Your request must be in writing and must explain your reason(s) for the request. If we deny the request, we will tell you in writing the reasons for the denial and describe your rights to give us a written statement disagreeing with the denial. If we accept your request to amend the information, we will make reasonable efforts to inform others of the amendment, including persons you name who have received the PHI and who need the amendment. To request an amendment you must submit your written request on the appropriate form to the Health Information Management Department. Forms are available on our website or by contacting the Health Information Management Department. You have the right to a listing of certain disclosures of your PHI that we have made: You have the right to receive a written list of certain disclosures we have made of PHI about you. You may ask for disclosures made up to six (6) years before your request. We are required to provide a listing of all disclosures except the following:

  • For your treatment.
  • For billing and collection of payment for your treatment.
  • For health care operations.
  • Made to or requested by you, or that you authorized.
  • Incidental to permitted uses and disclosures.
  • Made to individuals involved in your care, for directory or notification purposes.
  • Allowed by law when the use and/or disclosure relates to certain specialized government functions or relates to correctional institutions and in other law enforcement custodial situations.
  • As part of a limited set of information which does not contain certain information which would identify you.

The list will include the date of the disclosure, the name (and address, if available) of the person or organization receiving the information, a brief description of the information disclosed, and the purpose of the disclosure. If, under permitted circumstances, PHI about you has been disclosed for certain types of research projects, the list may include different types of information.
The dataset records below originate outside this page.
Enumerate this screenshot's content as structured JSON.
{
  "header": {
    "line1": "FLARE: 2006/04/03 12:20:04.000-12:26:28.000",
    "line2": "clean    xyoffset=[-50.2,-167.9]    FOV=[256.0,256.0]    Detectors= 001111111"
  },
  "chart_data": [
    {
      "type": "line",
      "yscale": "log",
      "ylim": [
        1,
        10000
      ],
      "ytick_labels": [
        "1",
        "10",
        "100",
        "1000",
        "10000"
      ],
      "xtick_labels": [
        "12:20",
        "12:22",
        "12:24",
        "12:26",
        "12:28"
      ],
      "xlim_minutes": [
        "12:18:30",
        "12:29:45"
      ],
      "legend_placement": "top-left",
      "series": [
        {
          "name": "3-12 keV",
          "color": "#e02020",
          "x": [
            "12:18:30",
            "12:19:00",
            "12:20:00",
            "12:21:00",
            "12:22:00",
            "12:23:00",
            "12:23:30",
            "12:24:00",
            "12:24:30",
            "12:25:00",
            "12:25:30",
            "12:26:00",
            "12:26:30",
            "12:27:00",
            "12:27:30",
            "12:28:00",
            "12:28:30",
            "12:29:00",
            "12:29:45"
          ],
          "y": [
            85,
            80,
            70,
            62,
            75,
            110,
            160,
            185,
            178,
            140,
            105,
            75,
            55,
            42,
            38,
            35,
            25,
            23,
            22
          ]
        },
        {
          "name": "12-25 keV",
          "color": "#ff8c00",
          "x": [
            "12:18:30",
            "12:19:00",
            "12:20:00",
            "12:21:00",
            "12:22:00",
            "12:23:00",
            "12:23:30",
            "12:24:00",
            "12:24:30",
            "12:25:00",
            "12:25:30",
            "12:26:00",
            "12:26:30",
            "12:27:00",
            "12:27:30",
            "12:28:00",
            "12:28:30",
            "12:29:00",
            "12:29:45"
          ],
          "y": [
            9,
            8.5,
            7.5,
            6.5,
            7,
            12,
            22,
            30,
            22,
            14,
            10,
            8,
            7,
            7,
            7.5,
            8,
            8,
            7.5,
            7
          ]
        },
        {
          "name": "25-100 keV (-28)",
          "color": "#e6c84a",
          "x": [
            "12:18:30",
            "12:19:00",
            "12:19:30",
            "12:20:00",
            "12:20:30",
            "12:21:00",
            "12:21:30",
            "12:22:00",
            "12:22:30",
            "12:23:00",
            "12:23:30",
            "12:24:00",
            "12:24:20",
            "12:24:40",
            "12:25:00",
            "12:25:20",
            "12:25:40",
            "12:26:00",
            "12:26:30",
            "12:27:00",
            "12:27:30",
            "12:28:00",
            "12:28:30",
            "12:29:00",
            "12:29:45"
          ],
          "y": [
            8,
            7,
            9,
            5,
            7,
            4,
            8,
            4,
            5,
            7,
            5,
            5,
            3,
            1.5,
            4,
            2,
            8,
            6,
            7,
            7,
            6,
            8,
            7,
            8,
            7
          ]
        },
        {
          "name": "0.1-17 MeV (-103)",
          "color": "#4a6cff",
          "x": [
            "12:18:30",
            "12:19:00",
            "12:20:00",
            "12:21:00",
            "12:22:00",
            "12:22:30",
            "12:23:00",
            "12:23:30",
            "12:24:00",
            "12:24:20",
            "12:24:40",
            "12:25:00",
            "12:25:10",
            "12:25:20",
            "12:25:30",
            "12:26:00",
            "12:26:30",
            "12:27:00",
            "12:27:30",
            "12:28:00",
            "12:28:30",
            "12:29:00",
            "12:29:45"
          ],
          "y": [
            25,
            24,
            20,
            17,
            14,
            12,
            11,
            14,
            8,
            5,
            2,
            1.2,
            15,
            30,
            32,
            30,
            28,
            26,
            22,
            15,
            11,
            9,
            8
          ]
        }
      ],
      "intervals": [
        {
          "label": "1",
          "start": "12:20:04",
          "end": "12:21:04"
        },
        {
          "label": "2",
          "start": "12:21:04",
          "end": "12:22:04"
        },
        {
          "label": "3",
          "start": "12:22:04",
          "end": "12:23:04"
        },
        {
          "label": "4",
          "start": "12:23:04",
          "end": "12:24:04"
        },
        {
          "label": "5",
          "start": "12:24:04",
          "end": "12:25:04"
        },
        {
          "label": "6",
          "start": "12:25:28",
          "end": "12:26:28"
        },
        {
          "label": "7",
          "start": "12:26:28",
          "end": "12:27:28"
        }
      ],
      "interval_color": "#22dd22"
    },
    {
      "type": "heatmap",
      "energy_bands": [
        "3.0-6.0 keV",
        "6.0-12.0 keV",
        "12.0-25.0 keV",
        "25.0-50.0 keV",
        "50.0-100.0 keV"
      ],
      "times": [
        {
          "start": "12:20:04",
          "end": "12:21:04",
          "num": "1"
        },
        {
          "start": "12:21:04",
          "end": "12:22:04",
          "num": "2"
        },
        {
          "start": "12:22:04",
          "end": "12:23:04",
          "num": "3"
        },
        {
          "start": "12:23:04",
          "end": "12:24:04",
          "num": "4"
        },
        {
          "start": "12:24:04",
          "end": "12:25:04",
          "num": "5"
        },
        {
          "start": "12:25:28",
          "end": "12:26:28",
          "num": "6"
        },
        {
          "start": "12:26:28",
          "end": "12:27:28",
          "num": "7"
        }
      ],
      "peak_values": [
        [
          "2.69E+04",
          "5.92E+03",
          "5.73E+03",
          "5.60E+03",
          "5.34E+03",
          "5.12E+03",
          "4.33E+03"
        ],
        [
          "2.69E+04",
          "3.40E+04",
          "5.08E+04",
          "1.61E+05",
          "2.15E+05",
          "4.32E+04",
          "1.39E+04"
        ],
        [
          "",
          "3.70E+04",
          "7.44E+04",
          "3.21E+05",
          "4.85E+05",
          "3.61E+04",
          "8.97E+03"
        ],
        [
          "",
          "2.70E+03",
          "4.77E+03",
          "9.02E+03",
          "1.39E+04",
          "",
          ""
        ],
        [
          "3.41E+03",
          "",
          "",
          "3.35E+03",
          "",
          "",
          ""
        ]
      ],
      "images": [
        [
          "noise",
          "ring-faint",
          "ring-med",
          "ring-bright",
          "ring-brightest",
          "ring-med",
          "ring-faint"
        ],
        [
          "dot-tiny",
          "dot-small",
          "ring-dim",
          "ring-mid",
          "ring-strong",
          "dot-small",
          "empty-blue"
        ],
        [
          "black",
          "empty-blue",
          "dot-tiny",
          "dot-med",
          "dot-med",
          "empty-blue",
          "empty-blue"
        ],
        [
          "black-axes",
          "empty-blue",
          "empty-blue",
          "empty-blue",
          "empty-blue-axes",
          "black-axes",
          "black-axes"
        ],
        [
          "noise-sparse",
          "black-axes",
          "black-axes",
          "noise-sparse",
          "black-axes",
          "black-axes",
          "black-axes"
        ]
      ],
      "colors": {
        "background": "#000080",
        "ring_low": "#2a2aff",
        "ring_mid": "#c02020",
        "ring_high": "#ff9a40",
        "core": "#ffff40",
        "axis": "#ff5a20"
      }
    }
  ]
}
If you request a list of disclosures more than once in a 12 month period, we can charge you a reasonable fee. To request a listing of disclosures, contact the Health Information Management Department to obtain a form to complete to make your request. You have the right to breach notification: You have the right to receive notice in the event of a breach of your unsecured PHI. You have the right to a copy of this Notice: You have the right to request a paper copy of this Notice at any time by contacting the OMH Privacy Officer at (910) 577-2852. We will provide you with a copy of this Notice no later than the date you first receive service from us (except for emergency services, and then we will provide the Notice to you as soon as possible). We will post a copy of the current Notice of Privacy Practices at each treatment facility and on our website: www.onslow.org.
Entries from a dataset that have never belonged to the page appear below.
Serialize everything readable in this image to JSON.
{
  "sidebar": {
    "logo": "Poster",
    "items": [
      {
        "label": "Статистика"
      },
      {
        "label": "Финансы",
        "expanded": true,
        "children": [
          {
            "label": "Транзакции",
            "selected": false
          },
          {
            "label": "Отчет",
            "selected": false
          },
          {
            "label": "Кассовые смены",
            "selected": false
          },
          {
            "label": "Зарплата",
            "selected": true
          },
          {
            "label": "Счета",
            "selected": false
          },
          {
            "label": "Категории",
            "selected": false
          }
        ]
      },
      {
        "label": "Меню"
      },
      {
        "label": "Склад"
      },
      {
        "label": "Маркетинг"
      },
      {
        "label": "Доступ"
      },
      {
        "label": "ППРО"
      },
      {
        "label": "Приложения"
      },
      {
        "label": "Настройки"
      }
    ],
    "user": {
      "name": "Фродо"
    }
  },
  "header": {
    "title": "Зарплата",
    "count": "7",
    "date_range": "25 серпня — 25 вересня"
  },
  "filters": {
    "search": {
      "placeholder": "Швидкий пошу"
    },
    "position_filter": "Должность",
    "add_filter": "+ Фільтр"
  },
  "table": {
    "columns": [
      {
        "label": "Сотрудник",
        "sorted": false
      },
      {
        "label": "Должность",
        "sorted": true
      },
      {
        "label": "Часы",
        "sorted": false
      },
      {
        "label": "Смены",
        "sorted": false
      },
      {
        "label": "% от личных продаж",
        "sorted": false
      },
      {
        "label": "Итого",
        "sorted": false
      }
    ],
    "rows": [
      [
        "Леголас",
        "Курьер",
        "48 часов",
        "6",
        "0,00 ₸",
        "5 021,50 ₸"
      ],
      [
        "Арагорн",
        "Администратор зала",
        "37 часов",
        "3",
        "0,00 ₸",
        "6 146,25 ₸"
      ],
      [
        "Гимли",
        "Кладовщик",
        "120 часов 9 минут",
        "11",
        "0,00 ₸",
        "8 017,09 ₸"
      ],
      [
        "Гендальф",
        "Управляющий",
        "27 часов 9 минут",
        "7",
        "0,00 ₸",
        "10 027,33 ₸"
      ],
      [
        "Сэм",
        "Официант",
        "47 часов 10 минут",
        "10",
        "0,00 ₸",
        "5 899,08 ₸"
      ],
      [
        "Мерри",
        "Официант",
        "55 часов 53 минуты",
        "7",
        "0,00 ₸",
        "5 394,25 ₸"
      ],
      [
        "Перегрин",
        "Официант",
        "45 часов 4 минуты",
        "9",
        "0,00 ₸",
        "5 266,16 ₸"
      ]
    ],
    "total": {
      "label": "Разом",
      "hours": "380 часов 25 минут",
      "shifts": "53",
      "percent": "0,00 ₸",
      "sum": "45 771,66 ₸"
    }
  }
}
CONTACTS FOR QUESTIONS AND COMPLAINTS

If you need more information about our privacy practices or have questions about this Notice, if you think we have violated your privacy rights, or if you want to complain to us about our privacy practices, you can contact the OMH Privacy Officer by phone, email, or US Mail using the contact information listed below: OMH Privacy Officer Onslow Memorial Hospital P.O. BOX 974Jacksonville, NC 28541-0974 Phone: (910) 577-2852Email: PrivacyOffice@Onslow.org If you file a complaint, we will not take any action against you or change our treatment of you in any way. You may also send a written complaint to the United States Department of Health and Human Services Office for Civil Rights by sending a letter to 200 Independence Avenue, S.W., Washington, D.C. 20201, calling 1-877-696-6775, or visiting: www.hhs.gov/ocr/privacy/hipaa/complaints/.